Entrelaçar várias linhas narrativas não era exatamente uma novidade quando “Traffic” chegou aos cinemas na virada do milênio. Vários cineastas de peso já haviam feito algo parecido até então. Também não tinha nada de novo em abordar o tráfico de drogas e seus trágicos efeitos sociais. Diversos filmes tentaram, sob diferentes pontos de vista e com maior ou menor sucesso, fazer isso. No entanto, a razão do sucesso do longa dirigido com maestria por Steven Soderbergh reside exatamente na mistura das duas coisas. Dando vida a um roteiro ambicioso que trazia nada menos que 110 personagens, o diretor conseguiu traçar um complexo painel sobre o tema, fugindo de estereótipos e maniqueísmos e deixando claro que trata-se de uma questão muito mais ampla, profunda e difícil do que sugerem as soluções prontas e simplistas que ainda hoje ouvimos por aí.

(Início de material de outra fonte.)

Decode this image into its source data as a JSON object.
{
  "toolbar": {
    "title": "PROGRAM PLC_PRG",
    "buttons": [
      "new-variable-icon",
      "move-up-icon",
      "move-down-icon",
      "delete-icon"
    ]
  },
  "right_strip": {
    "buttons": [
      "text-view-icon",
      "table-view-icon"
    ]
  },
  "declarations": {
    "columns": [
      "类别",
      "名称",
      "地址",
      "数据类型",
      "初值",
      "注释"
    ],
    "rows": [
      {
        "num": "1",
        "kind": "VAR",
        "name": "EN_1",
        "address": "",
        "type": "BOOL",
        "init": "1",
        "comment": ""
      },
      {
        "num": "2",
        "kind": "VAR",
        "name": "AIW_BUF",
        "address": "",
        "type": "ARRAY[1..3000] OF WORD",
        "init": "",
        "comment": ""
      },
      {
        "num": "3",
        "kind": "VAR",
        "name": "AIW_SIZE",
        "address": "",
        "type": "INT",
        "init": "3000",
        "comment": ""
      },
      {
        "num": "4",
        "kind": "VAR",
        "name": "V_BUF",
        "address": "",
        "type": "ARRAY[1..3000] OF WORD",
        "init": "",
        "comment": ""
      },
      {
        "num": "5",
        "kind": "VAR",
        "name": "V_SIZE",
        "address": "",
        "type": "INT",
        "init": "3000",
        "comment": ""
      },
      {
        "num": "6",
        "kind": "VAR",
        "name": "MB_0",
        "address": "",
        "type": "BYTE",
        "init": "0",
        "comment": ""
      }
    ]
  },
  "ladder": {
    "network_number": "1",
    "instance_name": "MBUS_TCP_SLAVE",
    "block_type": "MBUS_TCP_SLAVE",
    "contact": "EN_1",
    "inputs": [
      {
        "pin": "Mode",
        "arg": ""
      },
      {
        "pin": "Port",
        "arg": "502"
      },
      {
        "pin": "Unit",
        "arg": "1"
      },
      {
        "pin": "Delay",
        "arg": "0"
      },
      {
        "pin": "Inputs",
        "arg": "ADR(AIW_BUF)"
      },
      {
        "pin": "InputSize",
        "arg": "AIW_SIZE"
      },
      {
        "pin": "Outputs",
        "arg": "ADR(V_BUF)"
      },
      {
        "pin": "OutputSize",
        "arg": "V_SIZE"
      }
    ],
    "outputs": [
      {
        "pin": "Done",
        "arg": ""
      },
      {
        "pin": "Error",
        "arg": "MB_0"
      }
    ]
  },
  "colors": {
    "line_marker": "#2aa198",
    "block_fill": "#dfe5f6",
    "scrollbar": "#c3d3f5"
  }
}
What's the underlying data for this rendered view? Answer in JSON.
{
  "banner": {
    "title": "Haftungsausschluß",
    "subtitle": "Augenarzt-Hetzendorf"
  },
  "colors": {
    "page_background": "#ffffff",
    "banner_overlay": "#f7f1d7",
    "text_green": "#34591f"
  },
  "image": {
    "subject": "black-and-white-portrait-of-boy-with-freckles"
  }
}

Escrito por Stephen Gaghan, “Traffic” nos apresenta ao juiz Robert Wakefield (Michael Douglas) quando este se prepara para assumir o cargo de chefe da luta contra o tráfico de drogas em Washington enquanto sua filha Caroline (Erika Christensen) se aprofunda no vício, algo que sua esposa Barbara (Amy Irving) já sabia há algum tempo. Em San Diego, o figurão do tráfico Carlos Ayala (Steven Bauer) é preso, para surpresa de sua esposa Helena (Catherine Zeta-Jones) que se sente obrigada a inteirar-se dos negócios do marido e acaba envolvendo-se em busca da manutenção do padrão de vida que tinha, sem saber que está sendo monitorada pelos policiais Ray (Luis Guzmán) e Montel (Don Cheadle), que também têm a missão de manter o pequeno traficante Eduardo Ruiz (Miguel Ferrer) sob custódia, pois ele é parte chave da investigação contra Ayala. Enquanto isso, o policial mexicano Javier Rodriguez (Benicio Del Toro) acompanha o trabalho do general Salazar (Tomas Milian), que supostamente tenta desmontar o cartel de Tijuana.

Como fica evidente no parágrafo anterior, “Traffic” se propõe a analisar a questão das drogas em suas várias camadas de maneira contundente, abordando desde a dificuldade de controlar as fronteiras e de rastrear os poderosos que controlam o tráfico até a forma como as drogas estão disseminadas em todas as classes sociais. Neste sentido, é interessante como o longa jamais cai na tentação de colar rótulos, mostrando como um traficante de armas como Francisco Flores (Clifton Collins Jr.) pode perfeitamente morar em San Diego nos Estados Unidos e, ainda assim, ter influência no tráfico do outro lado da fronteira. Da mesma forma, podemos acompanhar jovens ricos que abusam das drogas enquanto discutem um tema qualquer, ao passo em que nas periferias muitas vezes a venda ilegal dos narcóticos representa uma oportunidade que muitos dali raramente teriam de obter lucros altíssimos, algo que boa parte da fatia rica da população certamente faria se estivesse naquela situação, como fica evidente no excelente diálogo entre Seth (Topher Grace) e Robert num carro sobre a realidade do tráfico de drogas que provoca esta reflexão.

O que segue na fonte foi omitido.